My Cat’s Ears Are Raw And Bleeding. Help!

Dear Most Esteemed and Knowledgeable Kitties:

The hair has come off both of my cat’s ears and he is scratching them with his hind feet until they start to bleed. What’s going on?

~ Marilyn

Siouxsie: It could be one of several things, Marilyn, so we’d definitely recommend you get your kitty to a vet for an examination.

Thomas: The two most common causes of cat ear problems are ear mites and sunburn. If your cat has pale ears and spends a lot of time outdoors, he could have gotten overexposed to the sun.

Ear mites in a cat

A cat with ear mites has black or brown gunk in its ears. Photo (CC-BY-SA) by Uwe Gille

Kissy: Sunburns feel the same way for cats as they do for humans. They hurt! And I should know — I’ve gotten sunburned ears before.
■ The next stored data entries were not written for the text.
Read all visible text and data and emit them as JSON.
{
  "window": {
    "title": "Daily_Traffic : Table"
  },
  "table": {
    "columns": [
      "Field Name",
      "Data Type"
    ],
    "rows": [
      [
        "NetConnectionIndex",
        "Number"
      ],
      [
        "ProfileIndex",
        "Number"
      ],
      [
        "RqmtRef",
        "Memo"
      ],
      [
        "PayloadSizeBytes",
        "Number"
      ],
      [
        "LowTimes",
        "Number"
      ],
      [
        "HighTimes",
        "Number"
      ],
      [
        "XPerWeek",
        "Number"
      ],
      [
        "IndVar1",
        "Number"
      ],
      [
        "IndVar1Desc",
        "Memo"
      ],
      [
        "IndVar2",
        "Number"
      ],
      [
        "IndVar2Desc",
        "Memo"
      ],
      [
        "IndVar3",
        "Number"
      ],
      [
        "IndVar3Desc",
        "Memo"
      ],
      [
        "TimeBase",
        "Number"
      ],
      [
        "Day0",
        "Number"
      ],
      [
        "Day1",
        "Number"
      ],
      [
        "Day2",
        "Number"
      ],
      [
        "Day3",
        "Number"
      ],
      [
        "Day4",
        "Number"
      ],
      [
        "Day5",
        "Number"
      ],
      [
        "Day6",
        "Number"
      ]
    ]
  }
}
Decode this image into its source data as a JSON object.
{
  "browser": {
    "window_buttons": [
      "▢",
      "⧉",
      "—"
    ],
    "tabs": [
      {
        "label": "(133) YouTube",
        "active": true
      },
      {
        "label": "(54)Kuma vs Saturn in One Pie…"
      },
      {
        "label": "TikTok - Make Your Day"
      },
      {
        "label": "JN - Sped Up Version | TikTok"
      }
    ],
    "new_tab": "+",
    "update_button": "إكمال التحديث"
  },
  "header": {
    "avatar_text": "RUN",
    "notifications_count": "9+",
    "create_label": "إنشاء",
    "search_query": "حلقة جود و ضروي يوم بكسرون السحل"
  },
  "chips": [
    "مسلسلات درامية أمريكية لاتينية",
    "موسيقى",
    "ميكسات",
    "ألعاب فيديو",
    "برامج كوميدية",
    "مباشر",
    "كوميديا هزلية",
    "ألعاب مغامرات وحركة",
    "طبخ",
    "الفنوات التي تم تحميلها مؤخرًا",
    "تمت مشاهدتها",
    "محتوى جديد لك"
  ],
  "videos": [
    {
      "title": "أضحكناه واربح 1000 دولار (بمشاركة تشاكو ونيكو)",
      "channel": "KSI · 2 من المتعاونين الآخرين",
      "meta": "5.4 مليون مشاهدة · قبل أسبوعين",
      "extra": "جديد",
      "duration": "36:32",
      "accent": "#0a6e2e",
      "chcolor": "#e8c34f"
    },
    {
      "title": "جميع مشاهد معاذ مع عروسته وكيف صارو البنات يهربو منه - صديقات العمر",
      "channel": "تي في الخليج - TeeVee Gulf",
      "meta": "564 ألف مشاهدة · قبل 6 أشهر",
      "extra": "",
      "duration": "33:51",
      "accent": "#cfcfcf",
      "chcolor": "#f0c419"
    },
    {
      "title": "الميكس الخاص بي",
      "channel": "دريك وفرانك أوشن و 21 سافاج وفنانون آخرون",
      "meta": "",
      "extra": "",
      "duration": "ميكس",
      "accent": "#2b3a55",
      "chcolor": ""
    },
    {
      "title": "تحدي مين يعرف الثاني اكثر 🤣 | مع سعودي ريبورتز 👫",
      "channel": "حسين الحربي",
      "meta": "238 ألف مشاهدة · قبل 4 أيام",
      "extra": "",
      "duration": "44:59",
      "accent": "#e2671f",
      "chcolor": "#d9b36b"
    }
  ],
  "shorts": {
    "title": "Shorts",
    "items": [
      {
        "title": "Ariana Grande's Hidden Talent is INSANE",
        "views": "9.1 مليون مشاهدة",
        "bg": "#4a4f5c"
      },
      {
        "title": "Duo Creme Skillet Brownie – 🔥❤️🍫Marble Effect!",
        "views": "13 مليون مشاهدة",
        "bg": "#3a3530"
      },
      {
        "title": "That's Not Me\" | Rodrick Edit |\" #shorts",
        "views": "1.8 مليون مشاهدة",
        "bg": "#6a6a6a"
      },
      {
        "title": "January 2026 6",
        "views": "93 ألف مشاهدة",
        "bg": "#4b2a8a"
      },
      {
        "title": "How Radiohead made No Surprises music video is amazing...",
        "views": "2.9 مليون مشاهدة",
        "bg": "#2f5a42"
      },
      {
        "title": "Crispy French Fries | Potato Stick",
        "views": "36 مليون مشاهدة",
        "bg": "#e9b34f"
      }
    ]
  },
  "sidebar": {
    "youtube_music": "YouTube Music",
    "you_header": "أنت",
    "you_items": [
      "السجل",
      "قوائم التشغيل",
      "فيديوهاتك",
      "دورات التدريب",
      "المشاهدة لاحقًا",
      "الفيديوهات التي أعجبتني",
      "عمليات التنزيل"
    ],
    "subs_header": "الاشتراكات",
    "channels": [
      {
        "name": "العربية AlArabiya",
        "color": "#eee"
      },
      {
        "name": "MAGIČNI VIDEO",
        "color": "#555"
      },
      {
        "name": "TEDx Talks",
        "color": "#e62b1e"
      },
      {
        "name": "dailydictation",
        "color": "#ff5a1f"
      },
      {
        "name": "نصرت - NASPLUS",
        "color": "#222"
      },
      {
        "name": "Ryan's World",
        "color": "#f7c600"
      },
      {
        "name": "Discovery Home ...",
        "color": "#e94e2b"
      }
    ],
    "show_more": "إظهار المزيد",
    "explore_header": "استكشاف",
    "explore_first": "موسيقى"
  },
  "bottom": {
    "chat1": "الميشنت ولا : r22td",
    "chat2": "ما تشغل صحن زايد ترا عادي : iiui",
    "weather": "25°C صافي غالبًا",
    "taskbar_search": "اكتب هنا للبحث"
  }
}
Siouxsie: Ear mites are usually pretty obvious. When you look in your cat’s ears, you’ll see black gunk if he has a mite infestation.

Thomas: Ear mites require immediate treatment. First of all, they’re really uncomfortable! The itch they produce is just about unbearable, which is why cats with mites scratch so much.

Kissy: And then you add in that constant “skritchy, skritch, skritch” sound as they crawl around, and I swear it’s about enough to drive any cat insane!

Siouxsie: Not only that, but the ear mite infestation can lead to secondary bacterial or yeast infections because of the buildup of matter in the ear canal and the constant scratching.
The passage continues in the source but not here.